As U.S. equities continue to seek retribution from a challenging fourth quarter in 2018, there have been some underlying trends that are starting to surface in terms of relative value: a penchant for large cap and growth equities."
“Concerns about growth prospects, as portrayed by the longer-term interest rate market, impacted cyclical sectors, value stocks, and small caps over the month of March, but the market has also taken into the account the balancing act that comes with lower rates, especially the Federal Funds Rate,” David Mazza, Managing Director, Head of Product at Direxion Investments, wrote in Direxion’s latest Relative Weight Outlook commentary.
Can these trends sustain themselves given the economic challenges ahead?
Large Caps, Growth Rise Despite Potential Headwinds
Despite signs of a global economic slowdown, figureheads like Federal Reserve Vice Chairman Richard Clarida are throwing their support behind the U.S. economy, saying it has room to grow. A decade following a punishing financial crisis, Clarida said “the current economic expansion almost certainly will become the longest on record.”
The Fed vice chair’s comments come amid the IMF cutting its global growth forecast to the lowest level since the financial crisis, citing the impact of tariffs and a weak outlook for most developed markets. According to the IMF, the world economy will grow at a 3.3 percent pace, which is 0.2 percent lower versus the initial forecast in January.
Furthermore, the global volume of trade in goods and services will increase 3.4 percent in 2019, which represents a drop from the 3.8 percent gain last year. The IMF, however, did mention that recent policy implementations like the U.S. Federal Reserve keeping interest rates steady are positive signs moving forward.
Domestically, Wall Street analysts are expecting a less-than-stellar earnings season for the first quarter as big banks like J.P. Morgan and Bank of America are scheduled to kick off reporting on Friday. Investors are looking at a 4.3 percent year-over-year reduction in earnings growth, according to FactSet estimates.
Should those estimates hold up, it would represent the first profit reduction for the S&P 500 since the second quarter of 2016. With analysts expecting a decline in earnings, the focus falls on corporate guidance for the rest of the year, which could help temper any investor fears.
Furthermore, the resurgence of growth has been apparent thus far in 2019 after a flight to safer value plays towards the end of 2018. This trend could reflect a broader theme of investors still willing to take on risks in order to reap the benefits of gains in growth-oriented equities.

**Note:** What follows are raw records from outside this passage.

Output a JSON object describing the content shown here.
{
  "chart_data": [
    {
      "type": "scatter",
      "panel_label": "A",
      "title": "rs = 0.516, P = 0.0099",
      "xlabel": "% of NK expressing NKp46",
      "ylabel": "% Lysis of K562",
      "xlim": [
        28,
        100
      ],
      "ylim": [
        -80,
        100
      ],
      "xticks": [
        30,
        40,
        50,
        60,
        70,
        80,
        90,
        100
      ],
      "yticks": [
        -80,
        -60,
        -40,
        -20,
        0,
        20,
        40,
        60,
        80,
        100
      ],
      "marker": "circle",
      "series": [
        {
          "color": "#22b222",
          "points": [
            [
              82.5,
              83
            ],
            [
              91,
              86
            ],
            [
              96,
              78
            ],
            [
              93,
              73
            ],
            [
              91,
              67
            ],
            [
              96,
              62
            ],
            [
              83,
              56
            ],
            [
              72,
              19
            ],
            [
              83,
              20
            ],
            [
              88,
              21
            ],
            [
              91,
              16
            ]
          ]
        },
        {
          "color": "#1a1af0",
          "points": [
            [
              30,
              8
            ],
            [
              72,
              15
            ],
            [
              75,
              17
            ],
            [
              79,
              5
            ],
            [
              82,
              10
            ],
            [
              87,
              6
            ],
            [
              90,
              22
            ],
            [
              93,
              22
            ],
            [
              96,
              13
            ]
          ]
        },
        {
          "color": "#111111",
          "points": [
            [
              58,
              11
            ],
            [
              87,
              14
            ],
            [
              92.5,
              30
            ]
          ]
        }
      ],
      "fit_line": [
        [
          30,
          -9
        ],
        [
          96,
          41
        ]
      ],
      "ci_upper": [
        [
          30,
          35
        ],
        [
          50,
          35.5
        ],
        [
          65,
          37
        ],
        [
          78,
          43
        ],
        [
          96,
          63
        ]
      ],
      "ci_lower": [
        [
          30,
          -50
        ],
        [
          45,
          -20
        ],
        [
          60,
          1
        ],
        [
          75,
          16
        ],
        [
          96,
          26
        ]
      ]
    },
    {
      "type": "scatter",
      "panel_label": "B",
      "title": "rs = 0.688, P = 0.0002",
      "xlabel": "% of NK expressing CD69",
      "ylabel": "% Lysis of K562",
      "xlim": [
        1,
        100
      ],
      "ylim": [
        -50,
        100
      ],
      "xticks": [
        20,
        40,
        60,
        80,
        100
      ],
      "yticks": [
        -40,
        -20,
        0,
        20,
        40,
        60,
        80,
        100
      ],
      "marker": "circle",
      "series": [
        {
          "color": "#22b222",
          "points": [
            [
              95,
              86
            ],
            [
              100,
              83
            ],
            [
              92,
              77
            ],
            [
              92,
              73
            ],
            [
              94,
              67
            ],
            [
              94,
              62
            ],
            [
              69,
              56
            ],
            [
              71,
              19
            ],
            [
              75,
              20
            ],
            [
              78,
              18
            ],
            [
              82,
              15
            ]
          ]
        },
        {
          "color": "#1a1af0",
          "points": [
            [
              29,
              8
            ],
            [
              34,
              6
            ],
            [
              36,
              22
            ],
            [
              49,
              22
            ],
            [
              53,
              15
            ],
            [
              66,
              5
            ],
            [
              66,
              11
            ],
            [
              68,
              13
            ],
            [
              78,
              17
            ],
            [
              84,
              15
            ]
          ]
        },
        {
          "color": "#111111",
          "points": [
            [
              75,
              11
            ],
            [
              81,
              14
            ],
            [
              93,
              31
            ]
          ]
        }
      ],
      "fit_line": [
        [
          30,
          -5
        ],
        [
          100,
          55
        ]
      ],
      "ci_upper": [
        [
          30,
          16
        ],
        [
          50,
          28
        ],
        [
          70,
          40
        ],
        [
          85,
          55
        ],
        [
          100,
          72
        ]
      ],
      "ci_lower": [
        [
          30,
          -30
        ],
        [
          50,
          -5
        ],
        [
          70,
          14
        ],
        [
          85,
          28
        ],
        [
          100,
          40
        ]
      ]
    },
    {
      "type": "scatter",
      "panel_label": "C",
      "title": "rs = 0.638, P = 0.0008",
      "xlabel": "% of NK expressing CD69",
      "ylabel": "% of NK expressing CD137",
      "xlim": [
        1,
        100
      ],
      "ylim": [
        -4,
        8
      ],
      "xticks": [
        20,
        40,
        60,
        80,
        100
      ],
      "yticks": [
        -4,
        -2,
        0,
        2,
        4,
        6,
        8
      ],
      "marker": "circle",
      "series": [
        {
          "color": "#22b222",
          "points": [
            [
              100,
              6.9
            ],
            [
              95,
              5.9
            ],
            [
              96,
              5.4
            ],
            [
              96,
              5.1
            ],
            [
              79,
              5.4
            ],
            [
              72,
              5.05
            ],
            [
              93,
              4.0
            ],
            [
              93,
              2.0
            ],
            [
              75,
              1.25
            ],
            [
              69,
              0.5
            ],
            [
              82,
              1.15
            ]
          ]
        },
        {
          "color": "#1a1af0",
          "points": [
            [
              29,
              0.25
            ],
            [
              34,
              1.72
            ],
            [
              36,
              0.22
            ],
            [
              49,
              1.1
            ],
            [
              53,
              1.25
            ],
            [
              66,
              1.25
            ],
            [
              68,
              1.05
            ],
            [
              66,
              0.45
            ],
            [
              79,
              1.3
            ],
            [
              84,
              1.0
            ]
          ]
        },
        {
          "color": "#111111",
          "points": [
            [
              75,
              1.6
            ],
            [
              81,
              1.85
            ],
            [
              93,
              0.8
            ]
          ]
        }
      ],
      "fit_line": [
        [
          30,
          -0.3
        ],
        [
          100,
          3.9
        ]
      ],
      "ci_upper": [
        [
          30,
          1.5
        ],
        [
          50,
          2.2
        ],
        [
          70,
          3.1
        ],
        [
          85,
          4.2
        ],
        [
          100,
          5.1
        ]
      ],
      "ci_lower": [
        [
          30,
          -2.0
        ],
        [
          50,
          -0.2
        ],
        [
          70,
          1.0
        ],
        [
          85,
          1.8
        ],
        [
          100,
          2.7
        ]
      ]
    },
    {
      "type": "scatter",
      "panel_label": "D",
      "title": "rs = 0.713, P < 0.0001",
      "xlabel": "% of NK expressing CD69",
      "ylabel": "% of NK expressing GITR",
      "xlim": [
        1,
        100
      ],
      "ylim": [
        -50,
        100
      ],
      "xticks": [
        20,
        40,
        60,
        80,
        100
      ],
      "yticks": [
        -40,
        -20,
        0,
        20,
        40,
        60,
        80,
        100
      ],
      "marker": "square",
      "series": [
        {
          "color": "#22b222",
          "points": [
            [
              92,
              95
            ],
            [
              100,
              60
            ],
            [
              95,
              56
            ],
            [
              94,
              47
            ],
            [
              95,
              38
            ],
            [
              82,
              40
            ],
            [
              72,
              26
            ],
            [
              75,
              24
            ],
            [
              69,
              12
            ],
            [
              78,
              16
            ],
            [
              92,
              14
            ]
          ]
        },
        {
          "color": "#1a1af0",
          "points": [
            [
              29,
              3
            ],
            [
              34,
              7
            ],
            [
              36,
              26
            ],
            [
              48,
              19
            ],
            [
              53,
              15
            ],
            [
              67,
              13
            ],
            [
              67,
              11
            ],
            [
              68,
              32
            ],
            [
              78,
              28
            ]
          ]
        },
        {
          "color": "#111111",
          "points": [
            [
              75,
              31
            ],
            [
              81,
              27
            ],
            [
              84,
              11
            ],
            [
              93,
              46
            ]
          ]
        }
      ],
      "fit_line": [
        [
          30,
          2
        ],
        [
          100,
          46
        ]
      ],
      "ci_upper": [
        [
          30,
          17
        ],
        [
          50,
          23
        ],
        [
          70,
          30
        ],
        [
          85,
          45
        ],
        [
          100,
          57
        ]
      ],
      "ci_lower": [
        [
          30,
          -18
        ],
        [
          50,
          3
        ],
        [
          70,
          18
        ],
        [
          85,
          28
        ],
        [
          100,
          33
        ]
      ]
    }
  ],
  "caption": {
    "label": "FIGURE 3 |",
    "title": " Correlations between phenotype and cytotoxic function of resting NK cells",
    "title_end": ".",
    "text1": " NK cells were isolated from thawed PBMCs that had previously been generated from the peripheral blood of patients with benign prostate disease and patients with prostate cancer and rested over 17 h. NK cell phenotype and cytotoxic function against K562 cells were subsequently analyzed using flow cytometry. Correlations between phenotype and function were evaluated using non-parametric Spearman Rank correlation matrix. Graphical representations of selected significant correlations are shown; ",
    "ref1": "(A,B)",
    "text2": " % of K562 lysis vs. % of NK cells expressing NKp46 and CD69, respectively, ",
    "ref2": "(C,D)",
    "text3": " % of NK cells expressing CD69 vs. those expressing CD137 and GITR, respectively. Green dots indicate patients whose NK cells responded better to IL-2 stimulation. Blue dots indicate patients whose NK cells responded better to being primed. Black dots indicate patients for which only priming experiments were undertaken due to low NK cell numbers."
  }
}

“Growth shows promise, relative to value stocks, and that spread widened for the fourth straight month,” Mazza noted.
ETFs to Track the Trends
For investors looking for continued upside in large cap equities over small caps, the Direxion Russell Large Over Small Cap ETF (RWLS ) offers them the ability to benefit not only from large cap equities potentially performing well, but from their outperformance compared to their small cap brethren.
Conversely, if investors believe that small cap equities will outperform large cap equities, the Direxion Russell Small Over Large Cap ETF (RWSL ) provides a means to not only see small cap stocks perform well, but a way to capitalize on their outperformance versus their large cap brethren.
Investors may feel it’s time for value to overtake growth-oriented sectors. With that said, investors can play the Direxion Russell 1000 Growth Over Value ETF (RWGV ) and the Direxion Russell 1000 Value Over Growth ETF (RWVG ).
For investors looking for continued upside in growth-oriented equities over value-oriented equities, RWGV offers them the ability to benefit not only from growth opportunities potentially performing well, but from their outperformance compared to value.
Conversely, if investors believe that value-oriented equities will outperform growth-oriented equities, RWVG provides a means to not only see value opportunities perform well, but as a way to capitalize on their outperformance compared to growth.